Feridun şöyle devam etti: “Şu ana kadar tasarıya neden nakit paraların da dahil edilmiş olduğuna dair makul bir açıklamada bulunulmadı. Dolayısıyla, merak edilen nokta 2025 yılında banka transferi gerçekleştirmek dururken neden ülkeye yüksek miktarlı paraların nakit olarak sokulmak istenmesi ve hükümetin neden bu konuda bir kolaylık sağlamak istemesidir. Söz konusu nakit paraların kaynağının araştırılacağı iddia edilecektir mutlaka ama bu ne derece mümkündür orası tartışmaya açık bir konu. Günün sonunda ülkeye yüklü miktarda nakit para getirmek isteniyor ve bu işlemin banka transferi olarak gerçekleştirilmesinden kaçınılıyorsa ortada şüphe uyandırıcı bir durum olduğu aşikardır.
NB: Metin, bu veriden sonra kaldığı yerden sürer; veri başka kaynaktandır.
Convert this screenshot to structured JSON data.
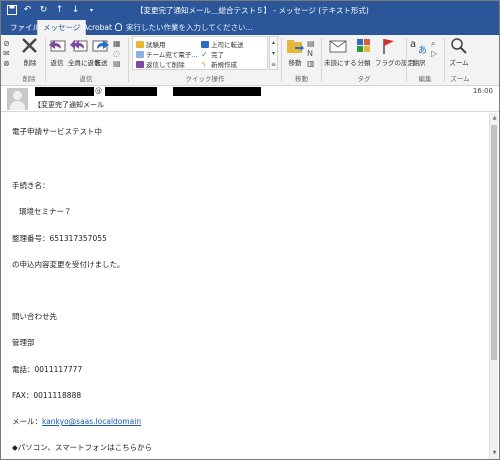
{
  "window": {
    "title": "【変更完了通知メール＿総合テスト５】 - メッセージ (テキスト形式)"
  },
  "tabs": {
    "file": "ファイル",
    "message": "メッセージ",
    "acrobat": "Acrobat",
    "tell_me": "実行したい作業を入力してください..."
  },
  "ribbon": {
    "groups": {
      "delete": "削除",
      "respond": "返信",
      "quick_steps": "クイック操作",
      "move": "移動",
      "tags": "タグ",
      "editing": "編集",
      "zoom": "ズーム"
    },
    "buttons": {
      "delete": "削除",
      "reply": "返信",
      "reply_all": "全員に返信",
      "forward": "転送",
      "move": "移動",
      "mark_unread": "未読にする",
      "categorize": "分類",
      "follow_up": "フラグの設定",
      "translate": "翻訳",
      "zoom": "ズーム"
    },
    "quick_steps": [
      "試験用",
      "上司に転送",
      "チーム宛て電子...",
      "完了",
      "返信して削除",
      "新規作成"
    ]
  },
  "header": {
    "from_at": "@",
    "subject": "【変更完了通知メール",
    "time": "16:00"
  },
  "body": {
    "lines": [
      "電子申請サービステスト中",
      "手続き名：",
      "環境セミナー７",
      "整理番号：651317357055",
      "の申込内容変更を受付けました。",
      "問い合わせ先",
      "管理部",
      "電話：0011117777",
      "FAX：0011118888",
      "メール：",
      "◆パソコン、スマートフォンはこちらから"
    ],
    "email_link": "kankyo@saas.localdomain"
  },
  "colors": {
    "title_bar": "#2b579a",
    "ribbon": "#f3f3f3",
    "link": "#1a58b5"
  }
}
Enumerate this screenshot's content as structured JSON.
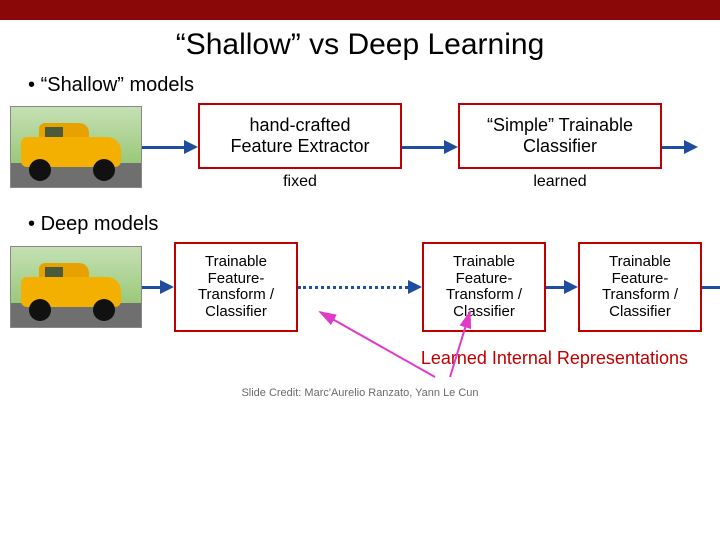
{
  "title": "“Shallow” vs Deep Learning",
  "bullets": {
    "shallow": "“Shallow” models",
    "deep": "Deep models"
  },
  "shallow": {
    "box1": {
      "line1": "hand-crafted",
      "line2": "Feature Extractor"
    },
    "below1": "fixed",
    "box2": {
      "line1": "“Simple” Trainable",
      "line2": "Classifier"
    },
    "below2": "learned"
  },
  "deep": {
    "box1": {
      "l1": "Trainable",
      "l2": "Feature-",
      "l3": "Transform /",
      "l4": "Classifier"
    },
    "box2": {
      "l1": "Trainable",
      "l2": "Feature-",
      "l3": "Transform /",
      "l4": "Classifier"
    },
    "box3": {
      "l1": "Trainable",
      "l2": "Feature-",
      "l3": "Transform /",
      "l4": "Classifier"
    }
  },
  "red_caption": "Learned Internal Representations",
  "credit": "Slide Credit: Marc'Aurelio Ranzato, Yann Le Cun"
}
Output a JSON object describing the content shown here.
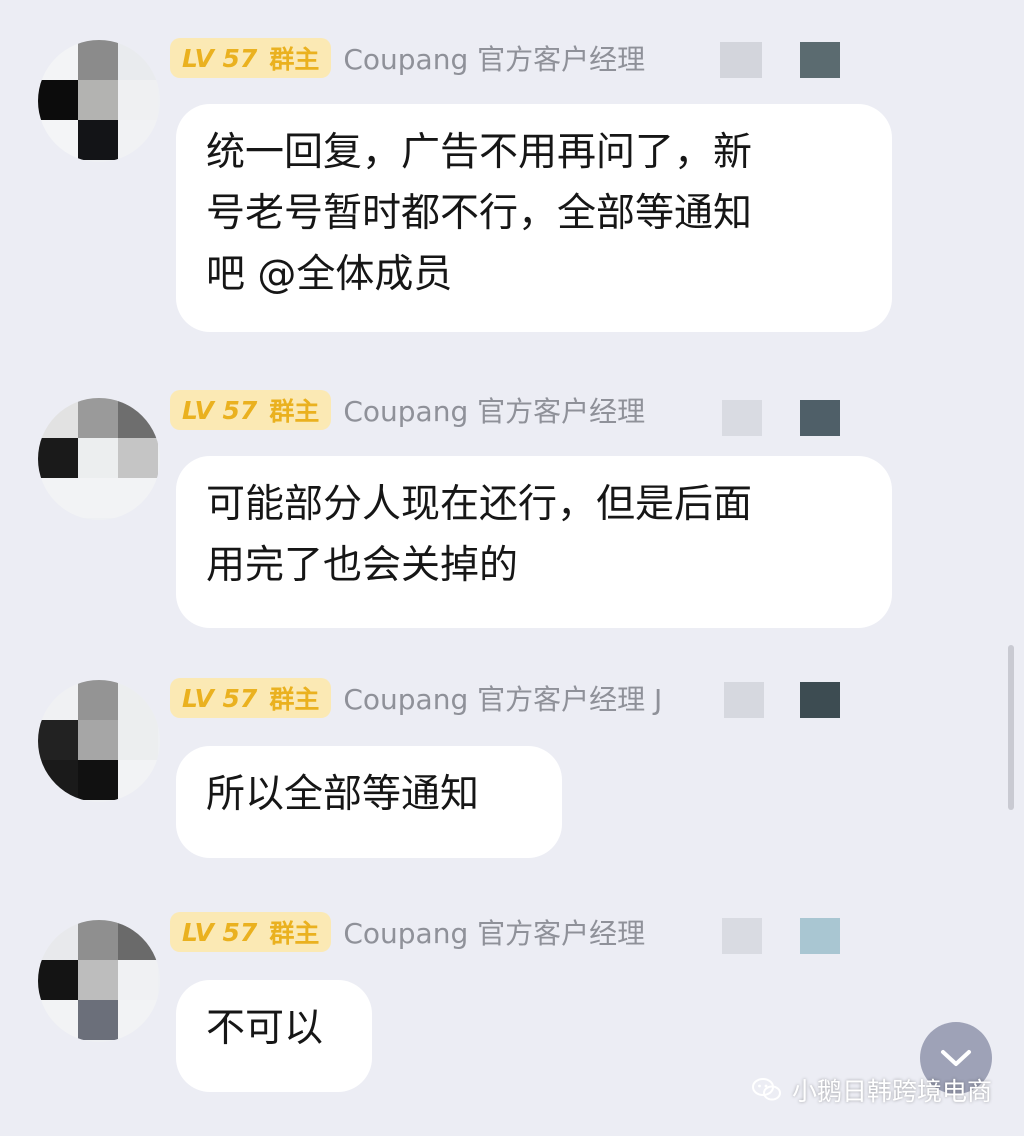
{
  "messages": [
    {
      "level": "LV 57",
      "role": "群主",
      "sender": "Coupang 官方客户经理",
      "text": "统一回复，广告不用再问了，新\n号老号暂时都不行，全部等通知\n吧 @全体成员"
    },
    {
      "level": "LV 57",
      "role": "群主",
      "sender": "Coupang 官方客户经理",
      "text": "可能部分人现在还行，但是后面\n用完了也会关掉的"
    },
    {
      "level": "LV 57",
      "role": "群主",
      "sender": "Coupang 官方客户经理 J",
      "text": "所以全部等通知"
    },
    {
      "level": "LV 57",
      "role": "群主",
      "sender": "Coupang 官方客户经理",
      "text": "不可以"
    }
  ],
  "watermark": {
    "text": "小鹅日韩跨境电商"
  },
  "icons": {
    "scroll_down": "chevron-down-icon",
    "watermark_logo": "wechat-logo-icon"
  },
  "colors": {
    "background": "#ecedf4",
    "bubble": "#ffffff",
    "badge_bg": "#fbe9b4",
    "badge_text": "#eab11f",
    "sender_text": "#8f9199",
    "message_text": "#161616"
  }
}
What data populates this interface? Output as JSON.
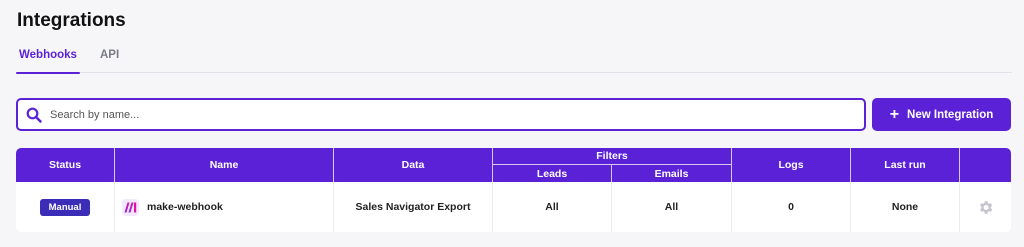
{
  "page": {
    "title": "Integrations"
  },
  "tabs": [
    {
      "label": "Webhooks",
      "active": true
    },
    {
      "label": "API",
      "active": false
    }
  ],
  "search": {
    "placeholder": "Search by name...",
    "value": ""
  },
  "new_button": {
    "label": "New Integration",
    "icon": "plus-icon"
  },
  "table": {
    "headers": {
      "status": "Status",
      "name": "Name",
      "data": "Data",
      "filters": "Filters",
      "leads": "Leads",
      "emails": "Emails",
      "logs": "Logs",
      "last_run": "Last run"
    },
    "rows": [
      {
        "status": "Manual",
        "name": "make-webhook",
        "name_icon": "make-logo-icon",
        "data": "Sales Navigator Export",
        "leads": "All",
        "emails": "All",
        "logs": "0",
        "last_run": "None",
        "action_icon": "gear-icon"
      }
    ]
  },
  "colors": {
    "accent": "#5b21d6",
    "badge": "#3b2db8",
    "background": "#f6f6f9"
  }
}
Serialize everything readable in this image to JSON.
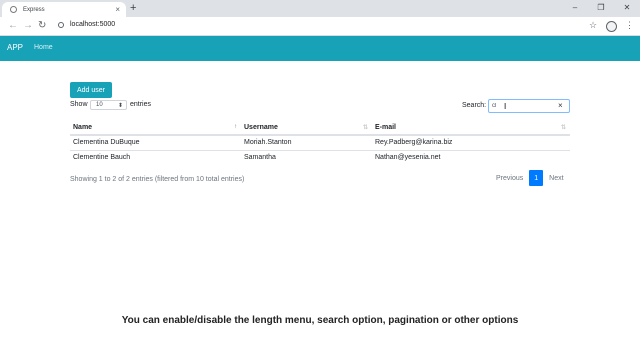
{
  "browser": {
    "tab_title": "Express",
    "url": "localhost:5000",
    "new_tab": "+",
    "close_tab": "×",
    "back": "←",
    "forward": "→",
    "reload": "↻",
    "star": "☆",
    "menu": "⋮",
    "window": {
      "minimize": "–",
      "maximize": "❐",
      "close": "✕"
    }
  },
  "navbar": {
    "brand": "APP",
    "home": "Home"
  },
  "toolbar": {
    "add_user": "Add user"
  },
  "length": {
    "show": "Show",
    "value": "10",
    "entries": "entries"
  },
  "search": {
    "label": "Search:",
    "value": "cl",
    "clear": "×"
  },
  "table": {
    "headers": [
      "Name",
      "Username",
      "E-mail"
    ],
    "rows": [
      [
        "Clementina DuBuque",
        "Moriah.Stanton",
        "Rey.Padberg@karina.biz"
      ],
      [
        "Clementine Bauch",
        "Samantha",
        "Nathan@yesenia.net"
      ]
    ]
  },
  "info": "Showing 1 to 2 of 2 entries (filtered from 10 total entries)",
  "pagination": {
    "previous": "Previous",
    "page": "1",
    "next": "Next"
  },
  "caption": "You can enable/disable the length menu, search option, pagination or other options",
  "colors": {
    "accent": "#17a2b8",
    "active_page": "#007bff"
  }
}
Tasarının bu yönü, spekülasyonlara sebebiyet verici niteliktedir.”
‘Kara para aklama ve terörizmin finansmanı riskleri’
Türkiye’nin “mali eylem görev gücü’nün (Financial Action Task Force-FATF)” koşullarını yerine getirmek amacıyla kara para ile mücadelesinin önem kazanmasına bağlı olarak KKTC’de de “Suç Gelirlerinin Aklanmasının, Terörizmin Finansmanının ve Kitle İmha Silahlarının Yaygınlaşmasının Finansmanının Önlenmesi Yasası” ile kara para ile yoğun bir mücadelenin başlamasının beklendiğine dikkat çeken Prof. Feridun “Ama gelinen noktada bu tasarı bu sürece bir ölçüde gölge düşürmüş oldu” ifadelerini kullandı.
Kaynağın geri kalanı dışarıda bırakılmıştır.